For Mrs. Ethel Ihuoma Onwubu, a parent and vice principal, schools should counsel their students particularly females to avoid being too close or in a secluded place with their male teachers. “They should discourage every form of intimacy as that often leads to sexual abuse. Some of these students might have challenging issues and innocently confide in their teachers who shamelessly abuse the confidence reposed on them.
“There is also need for mothers among the teachers to regularly move around the school premises to monitor pupils and their teachers and also supervise daily activities going on within the school especially after school hours. That is the time when such acts are mostly committed. So every movement within the school must be closely monitored. If for any reason student want to stay behind the school authority must ensure safety of such children. The principals and the teachers must know everything that is going on at every particular time within the school. So constant monitoring is key to reducing if not ending the menace.”
Also, a guidance and counselling expert, Mrs Okoye Ifeyinwa says, schools must ensure there is a limit between teacher/student relationship. “When you have teachers and pupils from different homes and background such immoral act is bound to happen. There is high level of immorality in our society presently; parents, schools and government have roles to play.
“Children must be made to understand the tricks of such predators and the need to speak out. Teachers and parents must avoid anything that will stimulate sexual act in schools and even at home.
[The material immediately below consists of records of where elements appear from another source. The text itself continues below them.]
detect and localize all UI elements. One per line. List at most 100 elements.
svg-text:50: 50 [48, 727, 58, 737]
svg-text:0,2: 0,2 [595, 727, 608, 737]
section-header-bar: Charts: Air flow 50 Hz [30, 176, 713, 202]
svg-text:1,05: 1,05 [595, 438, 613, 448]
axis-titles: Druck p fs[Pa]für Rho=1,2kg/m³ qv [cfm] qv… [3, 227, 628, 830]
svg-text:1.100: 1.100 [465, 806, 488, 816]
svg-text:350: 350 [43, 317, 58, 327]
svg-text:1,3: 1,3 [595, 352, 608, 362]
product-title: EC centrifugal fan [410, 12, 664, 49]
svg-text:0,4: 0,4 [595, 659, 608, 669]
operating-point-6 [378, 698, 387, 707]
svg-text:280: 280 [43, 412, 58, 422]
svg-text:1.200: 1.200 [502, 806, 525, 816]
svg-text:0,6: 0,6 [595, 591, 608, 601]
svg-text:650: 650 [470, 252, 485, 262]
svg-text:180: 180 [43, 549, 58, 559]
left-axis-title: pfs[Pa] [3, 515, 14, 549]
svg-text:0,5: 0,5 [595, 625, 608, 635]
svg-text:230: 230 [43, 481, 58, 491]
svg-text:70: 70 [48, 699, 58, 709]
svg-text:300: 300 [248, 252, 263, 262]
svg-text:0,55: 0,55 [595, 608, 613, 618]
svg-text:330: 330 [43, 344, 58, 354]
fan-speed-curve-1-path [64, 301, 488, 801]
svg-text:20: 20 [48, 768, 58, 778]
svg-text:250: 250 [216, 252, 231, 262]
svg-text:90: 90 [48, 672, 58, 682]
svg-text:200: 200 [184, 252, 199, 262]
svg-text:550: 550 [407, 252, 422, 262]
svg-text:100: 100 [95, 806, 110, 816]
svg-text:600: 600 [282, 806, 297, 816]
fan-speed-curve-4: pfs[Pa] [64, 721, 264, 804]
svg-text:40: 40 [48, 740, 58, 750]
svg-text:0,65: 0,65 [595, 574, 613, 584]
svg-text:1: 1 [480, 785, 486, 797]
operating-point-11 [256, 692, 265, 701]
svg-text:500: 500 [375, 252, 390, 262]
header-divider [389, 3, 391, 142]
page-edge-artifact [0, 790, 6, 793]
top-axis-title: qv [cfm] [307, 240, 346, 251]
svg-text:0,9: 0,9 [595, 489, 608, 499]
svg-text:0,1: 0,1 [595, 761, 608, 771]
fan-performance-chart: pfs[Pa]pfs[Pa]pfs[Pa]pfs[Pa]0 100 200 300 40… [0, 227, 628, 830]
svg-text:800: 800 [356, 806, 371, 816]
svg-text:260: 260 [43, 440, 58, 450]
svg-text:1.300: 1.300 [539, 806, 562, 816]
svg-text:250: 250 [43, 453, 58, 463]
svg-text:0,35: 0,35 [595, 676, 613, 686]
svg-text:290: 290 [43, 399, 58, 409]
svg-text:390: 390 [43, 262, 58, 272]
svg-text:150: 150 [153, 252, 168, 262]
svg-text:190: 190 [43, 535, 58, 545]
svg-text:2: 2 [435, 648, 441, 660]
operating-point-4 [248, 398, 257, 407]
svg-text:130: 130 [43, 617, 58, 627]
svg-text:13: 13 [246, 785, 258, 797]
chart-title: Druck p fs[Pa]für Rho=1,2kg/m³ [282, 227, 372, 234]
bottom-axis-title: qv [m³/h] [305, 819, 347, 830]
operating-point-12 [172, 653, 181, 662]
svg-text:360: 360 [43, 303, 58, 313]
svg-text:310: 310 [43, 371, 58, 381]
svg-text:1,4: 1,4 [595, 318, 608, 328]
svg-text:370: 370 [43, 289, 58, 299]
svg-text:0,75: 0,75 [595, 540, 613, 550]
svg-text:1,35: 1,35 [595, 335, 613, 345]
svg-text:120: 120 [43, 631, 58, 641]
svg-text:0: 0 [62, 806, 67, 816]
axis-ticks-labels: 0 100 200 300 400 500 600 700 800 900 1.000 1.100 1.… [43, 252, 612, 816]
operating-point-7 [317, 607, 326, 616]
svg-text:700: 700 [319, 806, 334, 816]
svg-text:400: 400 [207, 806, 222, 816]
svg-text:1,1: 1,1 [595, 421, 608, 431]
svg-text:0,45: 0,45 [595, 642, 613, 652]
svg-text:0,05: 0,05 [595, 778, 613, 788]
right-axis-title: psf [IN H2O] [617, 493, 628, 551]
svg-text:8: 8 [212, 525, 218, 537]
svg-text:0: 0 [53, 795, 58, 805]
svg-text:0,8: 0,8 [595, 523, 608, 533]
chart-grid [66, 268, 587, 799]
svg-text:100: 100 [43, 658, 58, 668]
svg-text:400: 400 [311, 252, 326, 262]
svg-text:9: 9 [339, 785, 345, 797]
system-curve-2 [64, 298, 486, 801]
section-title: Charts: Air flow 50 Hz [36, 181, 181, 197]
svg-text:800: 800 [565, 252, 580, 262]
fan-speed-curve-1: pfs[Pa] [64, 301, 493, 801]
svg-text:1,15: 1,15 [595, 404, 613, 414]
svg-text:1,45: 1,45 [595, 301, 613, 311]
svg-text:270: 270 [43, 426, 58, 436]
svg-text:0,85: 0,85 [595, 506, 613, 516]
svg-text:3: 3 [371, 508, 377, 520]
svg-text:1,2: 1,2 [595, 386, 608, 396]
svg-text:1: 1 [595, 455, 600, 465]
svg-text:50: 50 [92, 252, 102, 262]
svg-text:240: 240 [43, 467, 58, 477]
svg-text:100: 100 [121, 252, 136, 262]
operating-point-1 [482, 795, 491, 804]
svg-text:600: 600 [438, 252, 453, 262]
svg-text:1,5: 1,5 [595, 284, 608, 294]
While in school, management must ensure pupils kept in their custody are safe by monitoring the kids and the teachers; at homes, parents should watch out for silly relatives and uncles and ensure their children are not left in the care of such individuals, the same applies even in churches.”
However, Police Public Relations Officer (PPRO), Assistant Superintendent of Police, Famous Cole, said cases of sexual abuse is not strange to them but the only unfortunate thing is that victims hardly speaks out.
On the figure of reported cases, he said, “I cannot be able to give you an accurate figure of such cases because most of these cases are not reported at all to the police and some do report it very late sometimes weeks or months after the incident took place.
“Some of the victim that don’t report their ordeal, do so sometimes because of some cultural belief or family background. They got carried away with the so called stigma they will face after bringing such cases to the police, but they forget that the police will keep such cases confidential and also protect their image while bringing down the suspect.
“I will advise victim of such cases or their parents to report to the nearest police division as early as possible regardless of what people may say. This will enable the police to do proper investigation and gather evidences, which will be used to prosecute the suspect if found guilty. But reporting the case late might distort the evidence that might be gathered.”